Refs #576: Harden static GitHub links

[jakerated-r]

Summary

Refs #576.

This adds the existing public-link hygiene treatment (rel="nofollow noopener") to static GitHub links that are rendered from the public shell/docs templates.

Evidence / Distinctness

Current public templates already apply rel="nofollow noopener" on several dynamic GitHub issue links, for example bounty detail/list links. A fresh check found static GitHub links in these surfaces did not have the same treatment:

• LTC Lab header GitHub nav link in app/templates/base.html
• /docs GitHub discussion and repository-document links in app/templates/docs.html

This is intentionally distinct from the current account/activity link PR #586: this PR does not touch dynamic account/activity links or the failing account-page assertions in that branch. It only covers static public navigation/docs links that remain unmodified on main.

Scope

• Adds rel="nofollow noopener" to the static GitHub nav link shown in the LTC Lab header.
• Adds rel="nofollow noopener" to static GitHub documentation/discussion links on /docs.
• Adds rendered-route regression tests for /docs and the LTC Lab host header path.
• No wallet, ledger, payout, exchange, bridge, price, liquidity, auth, admin, webhook, or deployment behavior changes.

Validation

• PYTEST_DISABLE_PLUGIN_AUTOLOAD=1 uv run --extra dev python -m pytest tests/test_public_routes.py -q -> 3 passed
• PYTEST_DISABLE_PLUGIN_AUTOLOAD=1 uv run --extra dev python -m pytest tests/test_public_routes.py tests/test_hub.py -q -> 7 passed
• PYTEST_DISABLE_PLUGIN_AUTOLOAD=1 uv run --extra dev python -m pytest -q -> 450 passed
• uv run --extra dev python -m ruff check tests/test_public_routes.py -> passed
• uv run --extra dev python -m ruff format --check tests/test_public_routes.py -> passed
• PYTEST_DISABLE_PLUGIN_AUTOLOAD=1 uv run --extra dev python scripts/docs_smoke.py -> docs smoke ok
• PYTEST_DISABLE_PLUGIN_AUTOLOAD=1 uv run --extra dev python -m mypy app/public_routes.py app/main.py -> success
• git diff --check -> clean

Safety

No private keys, wallet material, cookies, tokens, OAuth state, signatures, private vulnerability details, deployment credentials, MRWK price claims, exchange claims, bridge claims, liquidity claims, off-ramp claims, or fabricated payout claims are included.

Summary by CodeRabbit

• Updates

  • External GitHub links in the site navigation and project docs now include security attributes (rel="nofollow noopener") to control link behavior.

• Tests

  • Added tests verifying GitHub links on the docs and home pages render with the new security attributes.

[coderabbitai]

No actionable comments were generated in the recent review. 🎉

ℹ️ Recent review info

⚙️ Run configuration

Configuration used: Path: .coderabbit.yaml

Review profile: ASSERTIVE

Plan: Pro Plus

Run ID: 83b09f0f-da44-4cd4-8d45-a60fac590009

📥 Commits

Reviewing files that changed from the base of the PR and between dfaf527 and 081573f.

📒 Files selected for processing (3)

• app/templates/base.html
• app/templates/docs.html
• tests/test_public_routes.py

---

📝 Walkthrough

Walkthrough

Templates now add rel="nofollow noopener" to external GitHub anchor tags in the base and docs templates.
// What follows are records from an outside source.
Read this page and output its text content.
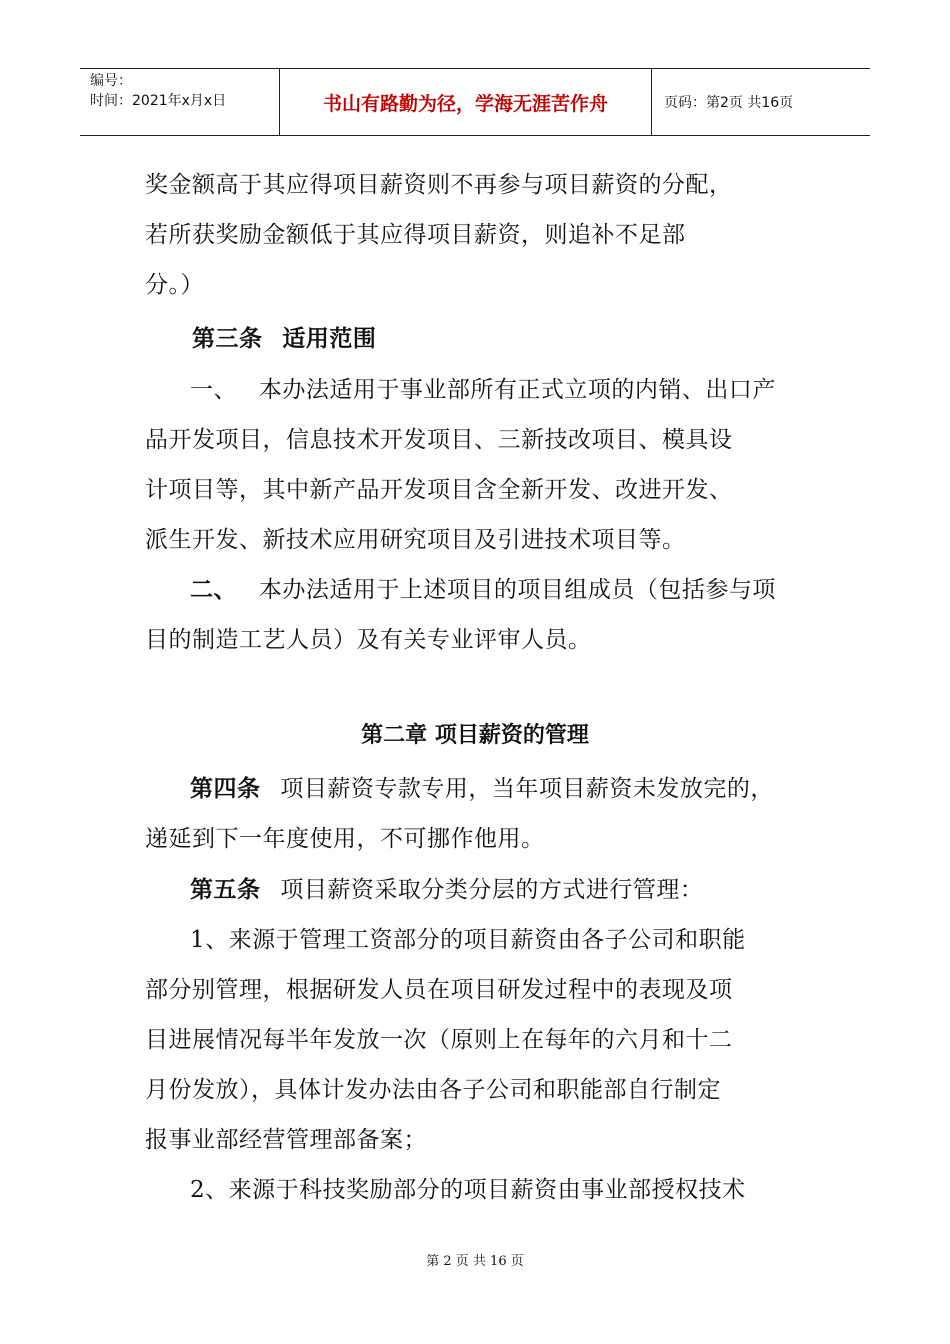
编号：
时间：2021年x月x日	书山有路勤为径，学海无涯苦作舟	页码：第2页 共16页
奖金额高于其应得项目薪资则不再参与项目薪资的分配，
若所获奖励金额低于其应得项目薪资，则追补不足部
分。）
第三条 适用范围
一、 本办法适用于事业部所有正式立项的内销、出口产
品开发项目，信息技术开发项目、三新技改项目、模具设
计项目等，其中新产品开发项目含全新开发、改进开发、
派生开发、新技术应用研究项目及引进技术项目等。
二、 本办法适用于上述项目的项目组成员（包括参与项
目的制造工艺人员）及有关专业评审人员。
第二章 项目薪资的管理
第四条 项目薪资专款专用，当年项目薪资未发放完的，
递延到下一年度使用，不可挪作他用。
第五条 项目薪资采取分类分层的方式进行管理：
1、来源于管理工资部分的项目薪资由各子公司和职能
部分别管理，根据研发人员在项目研发过程中的表现及项
目进展情况每半年发放一次（原则上在每年的六月和十二
月份发放），具体计发办法由各子公司和职能部自行制定
报事业部经营管理部备案；
2、来源于科技奖励部分的项目薪资由事业部授权技术
第 2 页 共 16 页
Tests were added to assert those attributes appear in the rendered HTML for the home (under ltclab.site) and /docs routes.

Changes

External GitHub link security attributes

Layer / File(s)	Summary
Add rel attributes to external GitHub links app/templates/base.html, app/templates/docs.html	GitHub navigation link in the base template and documentation links in the docs template now include rel="nofollow noopener".
Test rel attribute rendering tests/test_public_routes.py	New tests import TestClient and create_app, then verify /docs renders specific GitHub links with rel="nofollow noopener" and the home route under ltclab.site renders the GitHub nav link with the same attribute.

🚥 Pre-merge checks | ✅ 6

✅ Passed checks (6 passed)

Check name	Status	Explanation
Title check	✅ Passed	Title clearly and concretely identifies the change: hardening static GitHub links with rel attributes. Directly matches the changeset across all three modified files.
Description check	✅ Passed	Description includes all required template sections: Summary, Evidence, Scope, Validation with specific command outputs, and Safety confirmation. Comprehensive and complete.
Linked Issues check	✅ Passed	Check skipped because no linked issues were found for this pull request.
Out of Scope Changes check	✅ Passed	Check skipped because no linked issues were found for this pull request.
Mergework Public Artifact Hygiene	✅ Passed	PR adds rel="nofollow noopener" to static GitHub links. No investment, price, cash-out, or fabricated payout claims added. MRWK correctly described as native project coin.
Bounty Pr Focus	✅ Passed	PR diff matches stated scope: 1 hardened link in base.html, 6 in docs.html, 2 new tests covering all URLs. No unrelated files modified.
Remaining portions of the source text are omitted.